The friends and family of Keith Lamont Scott, the Charlotte man killed by police this week, portray him as a “family man” and “likable.” This may be true.
However, Scott also had a long police record that included gun violations. Buried deep in this Charlotte Observer story, we learn:
Scott was convicted in April 2004 of a misdemeanor assault with a deadly weapon charge in Mecklenburg County. Other charges stemming from that date were dismissed: felony assault with a deadly weapon with intent to kill, and misdemeanors assault on a child under 12, assault on a female and communicating threats.
In April 2015 in Gaston County Court, Scott was found guilty of driving while intoxicated.
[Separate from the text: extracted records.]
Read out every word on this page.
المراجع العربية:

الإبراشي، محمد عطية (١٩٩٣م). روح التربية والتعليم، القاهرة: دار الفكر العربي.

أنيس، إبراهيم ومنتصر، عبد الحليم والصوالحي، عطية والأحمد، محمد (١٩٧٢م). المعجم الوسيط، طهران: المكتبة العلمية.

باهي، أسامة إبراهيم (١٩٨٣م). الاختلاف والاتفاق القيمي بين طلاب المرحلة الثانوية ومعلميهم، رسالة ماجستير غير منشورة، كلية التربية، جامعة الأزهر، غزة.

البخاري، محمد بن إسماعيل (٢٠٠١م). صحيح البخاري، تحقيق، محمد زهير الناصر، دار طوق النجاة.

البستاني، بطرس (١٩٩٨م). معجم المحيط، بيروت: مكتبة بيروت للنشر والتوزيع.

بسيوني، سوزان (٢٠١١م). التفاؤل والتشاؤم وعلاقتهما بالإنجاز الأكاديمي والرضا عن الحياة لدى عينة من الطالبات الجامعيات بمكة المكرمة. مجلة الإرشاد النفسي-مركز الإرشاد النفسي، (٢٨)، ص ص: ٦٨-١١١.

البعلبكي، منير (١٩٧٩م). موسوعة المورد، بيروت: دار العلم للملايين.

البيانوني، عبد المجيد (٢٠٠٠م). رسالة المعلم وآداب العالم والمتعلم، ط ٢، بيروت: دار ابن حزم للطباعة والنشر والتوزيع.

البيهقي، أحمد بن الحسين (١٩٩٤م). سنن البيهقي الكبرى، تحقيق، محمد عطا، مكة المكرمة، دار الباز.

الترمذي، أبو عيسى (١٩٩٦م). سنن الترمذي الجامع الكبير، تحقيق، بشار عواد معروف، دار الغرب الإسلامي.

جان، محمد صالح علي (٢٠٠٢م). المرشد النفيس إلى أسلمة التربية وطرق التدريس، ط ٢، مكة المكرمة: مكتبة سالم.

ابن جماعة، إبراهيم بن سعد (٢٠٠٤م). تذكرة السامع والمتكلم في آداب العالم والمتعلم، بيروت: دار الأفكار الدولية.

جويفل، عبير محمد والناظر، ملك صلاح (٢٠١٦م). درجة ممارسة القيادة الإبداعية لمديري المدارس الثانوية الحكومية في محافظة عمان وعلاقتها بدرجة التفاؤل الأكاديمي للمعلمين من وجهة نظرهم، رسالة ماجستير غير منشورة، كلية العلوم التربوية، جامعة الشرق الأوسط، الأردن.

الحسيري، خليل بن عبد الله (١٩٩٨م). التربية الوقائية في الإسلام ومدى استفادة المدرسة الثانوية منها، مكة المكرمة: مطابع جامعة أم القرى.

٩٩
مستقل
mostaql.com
In 1992, Scott was charged in Charleston County, S.C., with several different crimes on different dates, including carrying a concealed weapon (not a gun), simple assault and contributing to the delinquency of a minor. He pleaded guilty to all charges.
Scott also was charged with aggravated assault in 1992 and assault with intent to kill in 1995. Both charges were reduced, but the disposition of the cases is unclear.
And there is this:
According to Bexar County, Texas, records, Scott was sentenced in March 2005 to 15 months in a state jail for evading arrest. In July of that year, records show, he was sentenced to seven years in prison on a conviction of aggravated assault with a deadly weapon. A Texas Department of Criminal Justice spokesman said Scott completed his sentence and was released from prison in 2011.
None of this means, necessarily, that Scott had a gun when the police killed him or that the police reasonably felt threatened by him. But Scott’s record makes it all the more unfair to assume — as the Charlotte protesters do, explicitly or implicitly — that claims by the police that he was armed and potentially dangerous are untrue.